Awareness: 1/6/2018

Today is the fourth day of quitting my vaporizer. My nicotine addiction has been a long time symbol of my inability to control my impulses. I started smoking at a party when I was fifteen, and I was a closet smoker for a long time after that. I never had any intention of smoking long term. I thought that it would be something that I did once in a while whenever the mood struck. But it crept up on me, and before long I was smoking half a pack a day. All the years I smoked, I never went above a half a pack a day.

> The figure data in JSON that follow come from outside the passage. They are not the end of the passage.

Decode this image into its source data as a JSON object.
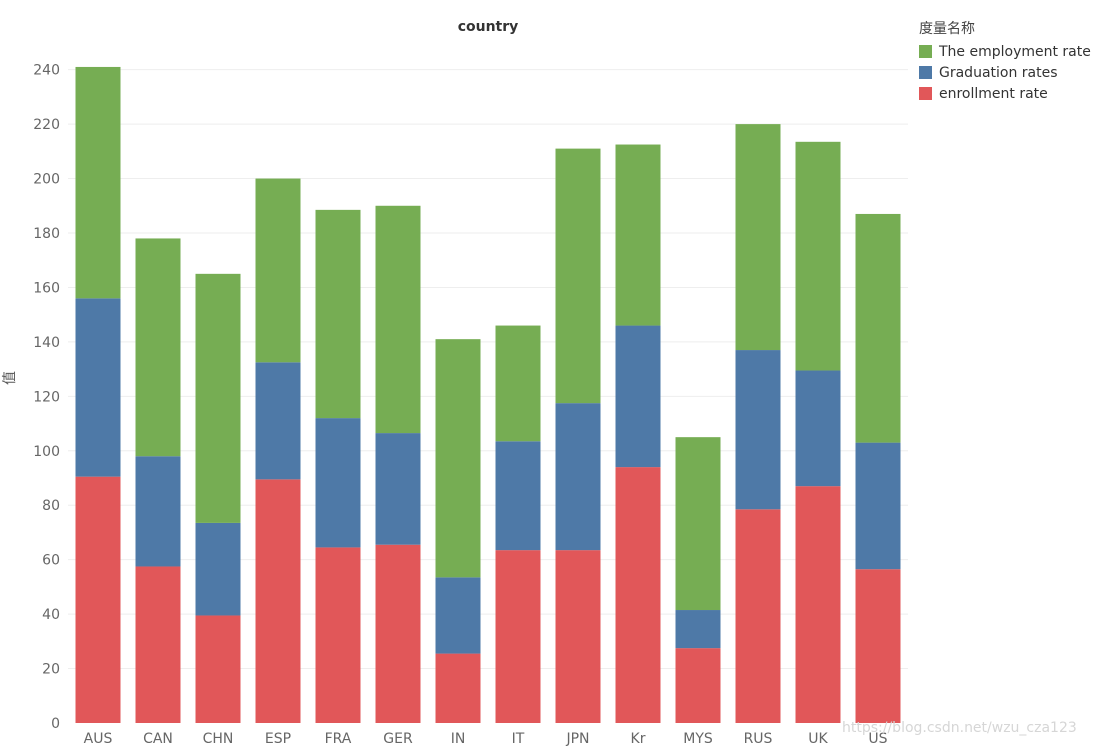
{
  "chart_data": {
    "type": "bar",
    "stacked": true,
    "title": "country",
    "xlabel": "",
    "ylabel": "值",
    "ylim": [
      0,
      252
    ],
    "yticks": [
      0,
      20,
      40,
      60,
      80,
      100,
      120,
      140,
      160,
      180,
      200,
      220,
      240
    ],
    "categories": [
      "AUS",
      "CAN",
      "CHN",
      "ESP",
      "FRA",
      "GER",
      "IN",
      "IT",
      "JPN",
      "Kr",
      "MYS",
      "RUS",
      "UK",
      "US"
    ],
    "legend_title": "度量名称",
    "legend_position": "top-right",
    "series": [
      {
        "name": "enrollment rate",
        "color": "#e15759",
        "values": [
          90.5,
          57.5,
          39.5,
          89.5,
          64.5,
          65.5,
          25.5,
          63.5,
          63.5,
          94,
          27.5,
          78.5,
          87,
          56.5
        ]
      },
      {
        "name": "Graduation rates",
        "color": "#4e79a7",
        "values": [
          65.5,
          40.5,
          34,
          43,
          47.5,
          41,
          28,
          40,
          54,
          52,
          14,
          58.5,
          42.5,
          46.5
        ]
      },
      {
        "name": "The employment rate",
        "color": "#76ad53",
        "values": [
          85,
          80,
          91.5,
          67.5,
          76.5,
          83.5,
          87.5,
          42.5,
          93.5,
          66.5,
          63.5,
          83,
          84,
          84
        ]
      }
    ],
    "legend_order": [
      "The employment rate",
      "Graduation rates",
      "enrollment rate"
    ]
  },
  "watermark": "https://blog.csdn.net/wzu_cza123"
}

The decision to quit smoking came whenever I found myself out of breath performing everyday tasks like walking upstairs to my apartment. I decided that I would replace my smoking problem with snuff. I dipped for a year, and I can still feel the effects on my gums. They never really recovered.

During that year, I always had a chew in. I had spit bottles littered around my apartment. At first I wouldn’t do it near my girlfriend (now my wife), but as time went on and we became more familiar with one another, I relaxed that restriction. She never complained, but I could tell that she was turned off by it. I knew that it was a disgusting and untenable habit that desperately needed to be broken. She was a smoker herself, and so I decided to go back to smoking.

I told myself that I would limit my cigarette consumption to one or two per day, and I would eventually wean myself off nicotine completely. Of course that never happened. I didn’t really want to quit; I enjoyed the ritual of it too much, and the cravings constantly nagged at me. I didn’t understand at the time that there was no compromise with the addiction. I wasn’t capable of being a recreational tobacco user (if there is such a thing).

The shortness of breath came back quickly, but I was trapped by my own anxieties about never smoking again. I wanted to smoke; I treasured the quiet moments and social experiences that it provided, but I recognized that, even young as I was, the health consequences were massive. This crisis of indecision struck right as electronic cigarettes and vapes were beginning to enter public consciousness. I read the marketing, and convinced myself that this was the consequence free smoking experience that I was after.

With the vaporizer, I was able to immediately kick my smoking habit. My lungs ached and I coughed up copious amounts of mucous those first weeks. I felt better, and I had no cravings, but I still had lung pains in the morning, and vaping changed my habits. Smoking a cigarette was an occasion. I had to step outside and do nothing else but watch the smoke roll in the breeze. I could vape anywhere anytime, and that changed my triggers.

Before I started vaping, my triggers (the actions that cause a craving and are associated with smoking in my mind) were driving, breaks at work or school, and meals. But because vaping offered a completely unrestricted nicotine drip, pretty soon everything became a trigger. I vaped when I watched TV, when I read a book, right before bed, and when I played video games. I took a couple puffs in preparation for every routine activity. Everything I did seemed to go better with nicotine, and I was consuming so much of it that I would get headaches and nausea, but I kept puffing away, knowing that what I was doing was causing my present illness.

I’d suck down as much nicotine as I could right before bed. I’d be visibly ill in the mirror as I brushed my teeth. I went through withdrawal every night. I always woke up shivering. My vaporizer became the first thing I’d grab in the morning and the last thing I’d touch at night. I found myself unconsciously reworking my routines around my access to nicotine. And because I’d allowed everything to become a trigger, I found myself increasingly unable to enjoy my favorite activities whenever I tried to do them without sucking on a vape.

Vaping helped me quit smoking, which was a miracle in its own right, but it too had overstayed its welcome. Vaping was still hurting my health. It was increasing my blood pressure, increasing my heart rate, and scarring my lungs. It was a friendlier addiction, but it was still a net negative.

I can’t pinpoint the exact moment when I decided that I wanted to quit, but that was the moment that made the difference. Before, I knew I had to quit, but I didn’t really want to. I rationalized with myself, told myself that I could use the vaporizer sometimes, maybe in the evening or first thing in the morning. I’d have a few puffs like a morning cup of coffee. I tried that for a while and failed, never able to stick with it for more than a day or two.

This is the longest I’ve been without nicotine since I was fifteen years old, and I think it’s because I started using the word never. I’ve always been a fan of moderation, all things in moderation. But perhaps moderation is a naive idea when dealing with an addiction, even a minor one like nicotine. I think we have the tendency to think of moderation as noble. It takes greater self control, and we tend to think of words like never and always as too simple to have a place in the modern world, but these words are powerful.

Deciding to never do something again has immense power to bring about change. Once I decided to never pick up the vaporizer again, as silly as it sounds, quitting seemed easier. Never speaks of unwavering self control, while moderation speaks of compromise. No one can force me to smoke or vape, I make and own that decision, and I have decided to never engage in that behavior again. There is power in never. It’s a word I plan to use more often.

Even though I’ve only quit a short while, this has been a valuable exercise in quitting unnecessary consumption. The industry has a highly addictive product, that it effectively markets, and I have access to. It feels good to exercise this self control. It feels like an accomplishment.